Monday, November 28, 2011

Inferiority Hunted

When I am an Eskimo
Waiting at my fishing hole
Adler surfaced and burbled
Things about complexes
I took a complex back to my cold wife
She baked it in her oven
She gave birth to a child
We called him: Alexander the Great.


12th Oct. 2011. Istiklal Cadeci. Lost in translation inside the libraries. No Turkish writer is known to the mind. The artistic covers, the type of papers and the libraries decoration intensifies the feelings of ignorance. When the eyes caught the Latin alphabet they jumped to the conclusion that all book were in English, to be shocked later that most, if not all, were in Turkish. Forgotten was Turkey's use of Latin alphabet. The mission, the boring mission, was to differentiate the name of the writer from the title of the book. It was easy. The titles were not understood, while the authors' names were more close to the heart especially with their Easterners' sounds. And finally the eye falls on a known name. Orhan Pamuk. Orhan Pamuk? "I know that!!" A smile force itself into the silly face.
Most of Orhan Pamuk's novels were there. Among them are the translated ones. "Snow" was chosen because it is translated to English and its back cover tells about a suicide epidemic in an isolated rural area in Turkey. That goes well with the …. with the…. mood? No, not with the mood but…. with something… anyway.
For about a month, different English dictionaries were used: the Oxford, the Penguin, and Al-Sakhar electronic bilingual Arabic-English dictionary. The final conclusion was that not only Turkish language is covered by the cloud of ignorance but also, the English!
The about 400 pages novel deals with the epidemic of suicide in, let us say, 20 pages. About 5 per cent. A post about that part might follow in the future since this novel will not be forgotten easily. Between the events, between the lines, there was the description of the village of Kars, and of its people and their life. Rediscovering the self in Orhan Pamuk's words. Rediscovering the self, under the lights that somebody sheds for you at your dim part, is not always an easy-going experience.

When I was a shrilled-voiced Kurd
In front of Notre-Dame de Paris
My melody was shy and naïve
But when Quasimodo added percussion

La Esmeralda danced
The crowd started to love it
They filled our hats with shillings.


While there was a bloody coup d'état, Orhan Pamuk didn't forget to shed light on people's psyche. First, the reader was little annoyed by the writer's tendency towards delaying the description of the bloody killing for the sake of describing, what was called by the reader as, "silly things", by then. After sometime, the reader finally decided: even at war, our most deep instincts and drives, master us. Wouldn't it be more close to the truth to state: sometimes, our deep drives, come to the surface, especially at the time of war?
When it come to the surface, like a fish for an Eskimo fishing through a hole in the ice, it is better to be hunted, and quickly.

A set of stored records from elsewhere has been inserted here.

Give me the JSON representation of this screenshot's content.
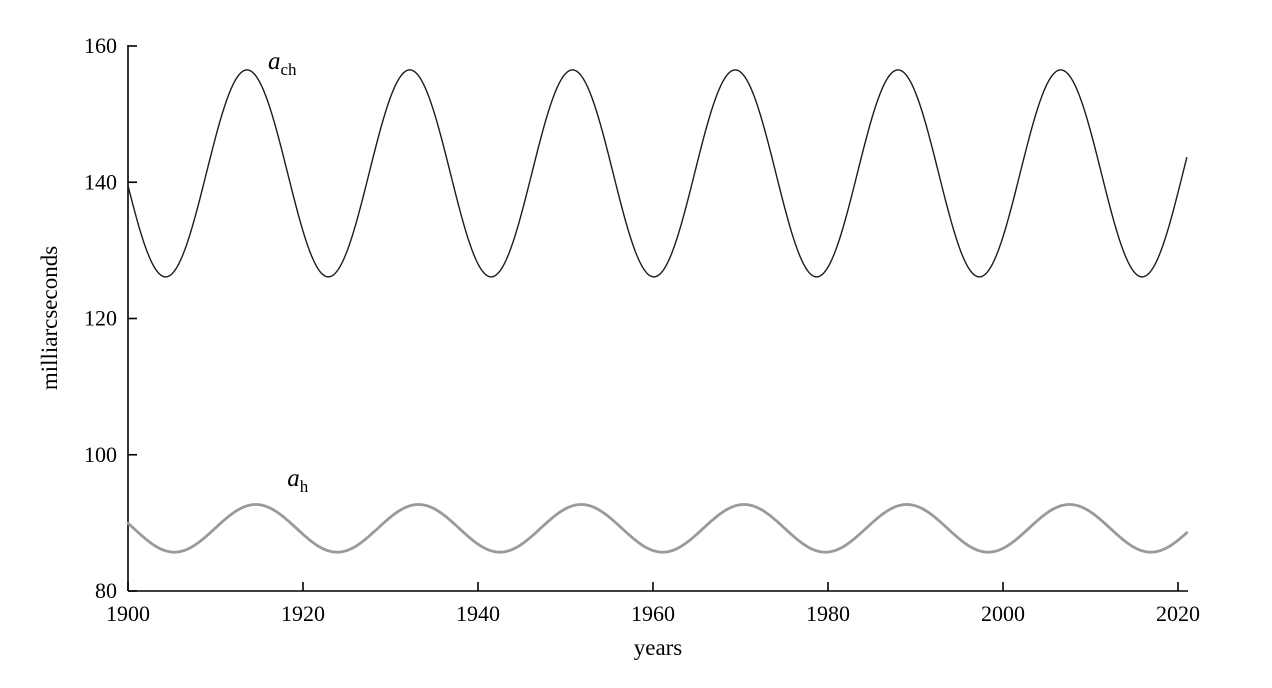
{
  "page": {
    "background": "#ffffff"
  },
  "chart_data": {
    "type": "line",
    "title": "",
    "xlabel": "years",
    "ylabel": "milliarcseconds",
    "xlim": [
      1900,
      2020
    ],
    "ylim": [
      80,
      160
    ],
    "x_ticks": [
      1900,
      1920,
      1940,
      1960,
      1980,
      2000,
      2020
    ],
    "y_ticks": [
      80,
      100,
      120,
      140,
      160
    ],
    "grid": false,
    "legend": "inline-curve-labels",
    "axis_color": "#000000",
    "series": [
      {
        "id": "ach",
        "name": "a_ch",
        "color": "#1c1c1c",
        "line_width": 1.4,
        "x_start": 1900,
        "x_end": 2021,
        "model": {
          "form": "cosine",
          "mean": 141.3,
          "amplitude": 15.2,
          "period_years": 18.6,
          "peak_year": 1913.6
        },
        "max": 156.5,
        "min": 126.1,
        "peak_years": [
          1913.6,
          1932.2,
          1950.8,
          1969.4,
          1988.0,
          2006.6
        ],
        "trough_years": [
          1904.3,
          1922.9,
          1941.5,
          1960.1,
          1978.7,
          1997.3,
          2015.9
        ],
        "value_at_1900": 139.0,
        "value_at_end": 143.6
      },
      {
        "id": "ah",
        "name": "a_h",
        "color": "#9a9a9a",
        "line_width": 2.8,
        "x_start": 1900,
        "x_end": 2021,
        "model": {
          "form": "cosine",
          "mean": 89.2,
          "amplitude": 3.5,
          "period_years": 18.6,
          "peak_year": 1914.6
        },
        "max": 92.7,
        "min": 85.7,
        "peak_years": [
          1914.6,
          1933.2,
          1951.8,
          1970.4,
          1989.0,
          2007.6
        ],
        "trough_years": [
          1905.3,
          1923.9,
          1942.5,
          1961.1,
          1979.7,
          1998.3,
          2016.9
        ],
        "value_at_1900": 90.0,
        "value_at_end": 88.6
      }
    ],
    "annotations": [
      {
        "id": "ach",
        "text_main": "a",
        "text_sub": "ch",
        "x": 1916.0,
        "y": 156.6
      },
      {
        "id": "ah",
        "text_main": "a",
        "text_sub": "h",
        "x": 1918.2,
        "y": 95.4
      }
    ]
  }
}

For how long that shrilled-voiced young Kurd dream will stay in the mind? That young Kurd who saw once, before four years from the date of his speech, a Western woman who came for tourism in his village, to visit the Armenian Church. He, who saw that Western woman, for the very few seconds that were enough for her to go down the tourist's bus, kept dreaming about her. He remembers the details. He says: "She was wearing a blue dress that revealed her shoulders." P.288 In the dream, which is already being forgotten to a degree by the reader's "resistance" curtain, he was in front of a screen. Big screen. That same woman was on the screen. He joined her there. She liked him. She even passed her hands kindly and gently upon his cheeks (was it upon his hair? The reader cannot remember exactly). He felt so happy. But then he discovered that he was a child, in that scene, and that she passed her hands, kindly, on him, just because he was a child.

I can still remember how I was annoyed when the adults belittle me. Just before few weeks I was in a visit to my parents, and now that I am 33, I am still in rage when there is a tiny allusion for my "weaknesses" or "immaturity". I even had imagined threatening allusions in love-driven innocent approaches. And like it is the case for the shrilled voice Kurd, the West is another opponent, for the child inside of me.

I think I should read Alfred Adler.

Thanks Orhan Pamuk for such a work. A work that is intermingled inside the psyche of the reader shedding light on the dim corners. Such a rare work. Such a rare effect.

2 comments:

Toka said...

Beautifully written, you should really consider a career in journalism. Do you mind if I share this?

saminkie said...

Toka thanks for your words that means much to me. I will proud if you share it Toka.